When the house was completed in 1906 Kelly was 80 years old and he decided not to live in this house. Since everybody thought this place was like a castle, Kelly decided to raffle off the house for $3 per ticket. The Bennet family won the house and lived in it until 1914. When Rhyolite died all but 20 people left the area. The house had a caretaker from 1936 to 1954. The final inhabitants were the Thompson family who lived there until 1969. The house is maintained by the local historical society.
Right down the road a few yards in the Goldwell Open Air Museum. I am the first to admit I do not understand most art and these even less than others.

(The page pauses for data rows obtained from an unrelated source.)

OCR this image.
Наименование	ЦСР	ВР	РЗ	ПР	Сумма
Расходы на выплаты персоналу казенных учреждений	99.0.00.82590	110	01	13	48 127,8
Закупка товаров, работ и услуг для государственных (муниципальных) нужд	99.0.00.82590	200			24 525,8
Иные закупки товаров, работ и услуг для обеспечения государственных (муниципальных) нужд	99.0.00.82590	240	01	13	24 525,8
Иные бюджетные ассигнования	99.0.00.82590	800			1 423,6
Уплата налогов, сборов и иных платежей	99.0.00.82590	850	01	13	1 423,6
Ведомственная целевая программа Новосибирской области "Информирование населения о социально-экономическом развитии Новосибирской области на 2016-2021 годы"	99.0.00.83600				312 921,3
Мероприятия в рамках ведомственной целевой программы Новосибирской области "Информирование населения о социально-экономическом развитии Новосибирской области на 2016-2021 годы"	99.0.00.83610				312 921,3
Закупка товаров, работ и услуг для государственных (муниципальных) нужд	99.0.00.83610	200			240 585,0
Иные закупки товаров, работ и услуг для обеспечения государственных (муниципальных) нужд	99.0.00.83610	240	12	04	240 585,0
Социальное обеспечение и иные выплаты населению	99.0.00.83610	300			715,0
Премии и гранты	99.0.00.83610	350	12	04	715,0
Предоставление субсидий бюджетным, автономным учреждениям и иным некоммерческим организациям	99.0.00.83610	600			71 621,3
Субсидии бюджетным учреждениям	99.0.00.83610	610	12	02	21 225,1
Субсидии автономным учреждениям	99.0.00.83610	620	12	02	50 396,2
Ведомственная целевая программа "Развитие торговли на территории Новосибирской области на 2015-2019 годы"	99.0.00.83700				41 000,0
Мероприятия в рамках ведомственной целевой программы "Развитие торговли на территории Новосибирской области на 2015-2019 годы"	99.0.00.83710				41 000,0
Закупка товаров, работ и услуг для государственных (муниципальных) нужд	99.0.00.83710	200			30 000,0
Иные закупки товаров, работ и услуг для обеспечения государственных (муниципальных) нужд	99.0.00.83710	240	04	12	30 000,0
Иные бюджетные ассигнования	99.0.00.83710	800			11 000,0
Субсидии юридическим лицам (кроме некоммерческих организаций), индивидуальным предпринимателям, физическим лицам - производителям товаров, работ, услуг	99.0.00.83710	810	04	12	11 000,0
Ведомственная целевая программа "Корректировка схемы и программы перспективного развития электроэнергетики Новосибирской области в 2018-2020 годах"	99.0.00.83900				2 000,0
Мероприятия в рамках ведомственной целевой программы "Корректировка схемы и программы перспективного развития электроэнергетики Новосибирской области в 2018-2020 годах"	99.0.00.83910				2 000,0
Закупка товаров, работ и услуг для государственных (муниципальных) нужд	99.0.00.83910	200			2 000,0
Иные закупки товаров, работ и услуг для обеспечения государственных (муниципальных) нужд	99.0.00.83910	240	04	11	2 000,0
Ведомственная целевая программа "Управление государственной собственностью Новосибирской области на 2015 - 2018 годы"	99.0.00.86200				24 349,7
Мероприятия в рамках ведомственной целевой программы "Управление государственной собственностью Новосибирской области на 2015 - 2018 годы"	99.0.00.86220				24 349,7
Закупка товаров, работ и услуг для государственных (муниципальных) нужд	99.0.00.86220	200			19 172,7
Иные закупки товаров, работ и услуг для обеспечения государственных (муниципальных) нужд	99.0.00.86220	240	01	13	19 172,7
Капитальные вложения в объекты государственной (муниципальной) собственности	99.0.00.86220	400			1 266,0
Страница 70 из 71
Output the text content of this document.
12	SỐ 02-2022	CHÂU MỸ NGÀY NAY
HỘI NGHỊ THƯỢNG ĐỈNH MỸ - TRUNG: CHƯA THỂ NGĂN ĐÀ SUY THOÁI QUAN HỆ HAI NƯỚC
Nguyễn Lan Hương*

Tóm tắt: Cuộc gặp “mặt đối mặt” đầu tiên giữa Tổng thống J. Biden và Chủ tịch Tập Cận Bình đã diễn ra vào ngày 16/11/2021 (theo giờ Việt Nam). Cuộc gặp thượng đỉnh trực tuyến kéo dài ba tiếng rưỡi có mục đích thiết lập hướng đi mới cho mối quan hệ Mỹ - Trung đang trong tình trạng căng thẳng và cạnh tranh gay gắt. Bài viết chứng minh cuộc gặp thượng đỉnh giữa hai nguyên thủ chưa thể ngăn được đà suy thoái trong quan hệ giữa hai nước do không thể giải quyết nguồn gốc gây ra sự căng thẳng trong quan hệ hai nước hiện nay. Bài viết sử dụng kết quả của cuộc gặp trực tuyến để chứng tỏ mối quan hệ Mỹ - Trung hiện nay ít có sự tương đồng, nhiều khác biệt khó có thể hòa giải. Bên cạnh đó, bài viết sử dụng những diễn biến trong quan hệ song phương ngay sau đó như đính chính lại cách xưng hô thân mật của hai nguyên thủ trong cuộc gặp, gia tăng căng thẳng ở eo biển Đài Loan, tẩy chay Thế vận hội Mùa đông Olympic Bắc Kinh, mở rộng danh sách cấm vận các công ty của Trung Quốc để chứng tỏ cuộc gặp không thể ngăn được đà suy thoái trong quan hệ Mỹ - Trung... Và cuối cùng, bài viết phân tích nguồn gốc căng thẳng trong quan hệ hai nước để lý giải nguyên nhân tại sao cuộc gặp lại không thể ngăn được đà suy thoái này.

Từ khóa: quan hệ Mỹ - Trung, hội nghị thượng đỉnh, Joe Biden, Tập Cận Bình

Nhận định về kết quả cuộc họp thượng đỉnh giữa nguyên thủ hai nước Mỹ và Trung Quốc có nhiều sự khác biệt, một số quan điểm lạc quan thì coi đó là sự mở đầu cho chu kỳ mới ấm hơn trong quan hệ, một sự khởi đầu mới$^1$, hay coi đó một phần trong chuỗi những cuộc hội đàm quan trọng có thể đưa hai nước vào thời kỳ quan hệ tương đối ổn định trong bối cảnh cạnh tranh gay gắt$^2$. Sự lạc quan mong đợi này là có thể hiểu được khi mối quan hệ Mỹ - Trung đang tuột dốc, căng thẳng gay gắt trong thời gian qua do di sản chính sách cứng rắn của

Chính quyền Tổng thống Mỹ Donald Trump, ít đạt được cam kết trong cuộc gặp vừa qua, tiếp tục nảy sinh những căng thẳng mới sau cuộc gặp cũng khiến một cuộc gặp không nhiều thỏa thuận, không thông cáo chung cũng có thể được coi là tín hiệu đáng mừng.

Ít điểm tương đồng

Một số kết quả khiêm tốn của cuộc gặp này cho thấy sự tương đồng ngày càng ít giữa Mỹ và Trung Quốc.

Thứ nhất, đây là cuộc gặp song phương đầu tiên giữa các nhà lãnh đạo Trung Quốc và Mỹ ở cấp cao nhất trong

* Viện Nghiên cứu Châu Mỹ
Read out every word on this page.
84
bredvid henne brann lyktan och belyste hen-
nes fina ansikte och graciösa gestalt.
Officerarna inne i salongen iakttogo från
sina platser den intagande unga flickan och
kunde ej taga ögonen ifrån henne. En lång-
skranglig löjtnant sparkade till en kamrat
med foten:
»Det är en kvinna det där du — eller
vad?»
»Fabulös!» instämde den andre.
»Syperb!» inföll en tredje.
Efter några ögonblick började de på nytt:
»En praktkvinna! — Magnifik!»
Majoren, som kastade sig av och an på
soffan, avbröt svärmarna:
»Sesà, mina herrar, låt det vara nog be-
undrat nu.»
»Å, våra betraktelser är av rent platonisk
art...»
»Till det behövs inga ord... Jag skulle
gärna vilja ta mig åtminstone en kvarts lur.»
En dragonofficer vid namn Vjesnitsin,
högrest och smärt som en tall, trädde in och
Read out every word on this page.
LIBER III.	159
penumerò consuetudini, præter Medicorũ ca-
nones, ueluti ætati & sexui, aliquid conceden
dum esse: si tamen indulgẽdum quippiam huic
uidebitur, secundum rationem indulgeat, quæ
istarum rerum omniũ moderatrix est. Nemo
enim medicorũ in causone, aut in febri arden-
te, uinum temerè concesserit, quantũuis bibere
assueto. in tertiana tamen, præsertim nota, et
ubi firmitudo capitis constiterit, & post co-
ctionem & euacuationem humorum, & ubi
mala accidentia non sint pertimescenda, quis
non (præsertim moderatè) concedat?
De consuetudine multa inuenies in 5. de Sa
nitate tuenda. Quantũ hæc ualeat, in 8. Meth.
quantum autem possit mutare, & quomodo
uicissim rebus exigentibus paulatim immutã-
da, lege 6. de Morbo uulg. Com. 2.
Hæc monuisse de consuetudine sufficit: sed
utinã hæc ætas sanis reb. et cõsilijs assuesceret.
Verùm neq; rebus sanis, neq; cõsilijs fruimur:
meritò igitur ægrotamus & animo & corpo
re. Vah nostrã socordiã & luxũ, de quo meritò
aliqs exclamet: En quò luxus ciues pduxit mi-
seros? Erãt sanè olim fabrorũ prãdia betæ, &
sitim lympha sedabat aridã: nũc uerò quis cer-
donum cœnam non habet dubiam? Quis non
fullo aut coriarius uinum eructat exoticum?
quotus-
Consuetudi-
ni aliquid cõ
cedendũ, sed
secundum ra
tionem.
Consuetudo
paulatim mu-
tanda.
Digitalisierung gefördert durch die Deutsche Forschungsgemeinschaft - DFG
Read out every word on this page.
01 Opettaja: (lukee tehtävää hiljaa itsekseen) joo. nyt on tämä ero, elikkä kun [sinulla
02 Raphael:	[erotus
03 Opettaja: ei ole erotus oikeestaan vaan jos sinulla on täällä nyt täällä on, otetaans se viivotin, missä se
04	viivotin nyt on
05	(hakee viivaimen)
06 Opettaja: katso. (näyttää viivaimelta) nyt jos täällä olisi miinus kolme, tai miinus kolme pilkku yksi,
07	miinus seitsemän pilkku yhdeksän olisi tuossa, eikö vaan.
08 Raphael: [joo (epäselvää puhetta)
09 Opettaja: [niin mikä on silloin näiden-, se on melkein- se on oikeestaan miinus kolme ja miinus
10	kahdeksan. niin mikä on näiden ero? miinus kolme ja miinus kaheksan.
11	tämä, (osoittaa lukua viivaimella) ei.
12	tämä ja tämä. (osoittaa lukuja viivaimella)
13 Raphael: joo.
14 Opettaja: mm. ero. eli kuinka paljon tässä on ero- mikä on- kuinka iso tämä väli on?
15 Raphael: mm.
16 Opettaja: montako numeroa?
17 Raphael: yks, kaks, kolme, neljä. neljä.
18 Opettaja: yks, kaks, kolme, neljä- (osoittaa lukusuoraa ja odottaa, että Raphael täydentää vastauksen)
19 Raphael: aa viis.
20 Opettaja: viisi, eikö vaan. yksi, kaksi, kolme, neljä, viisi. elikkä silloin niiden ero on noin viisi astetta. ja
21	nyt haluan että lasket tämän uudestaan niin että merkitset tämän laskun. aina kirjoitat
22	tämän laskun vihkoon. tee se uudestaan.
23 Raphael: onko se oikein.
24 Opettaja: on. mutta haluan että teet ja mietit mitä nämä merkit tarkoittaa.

In 1984 the Belgian artist, Albert Szukaiski built 12 life-sized figures patterned after "The Last Supper". They consist of empty flowing robes (made of fiberglass) and look like ghosts. Not sure what happened to the table.
Several pieces of art were destroyed in a wind storm in 2007. These remain.
A miner and his penguinSit Here
And I find this one very bizarre. Lady of the Desert - she is 20' tall and made of pink and yellow cinder blocks. Not sure who put up the frame (or maybe hallway) leading up to her.
This picture of her is taken from the Goldwell Museum website. She was created by Hugo Heyrman.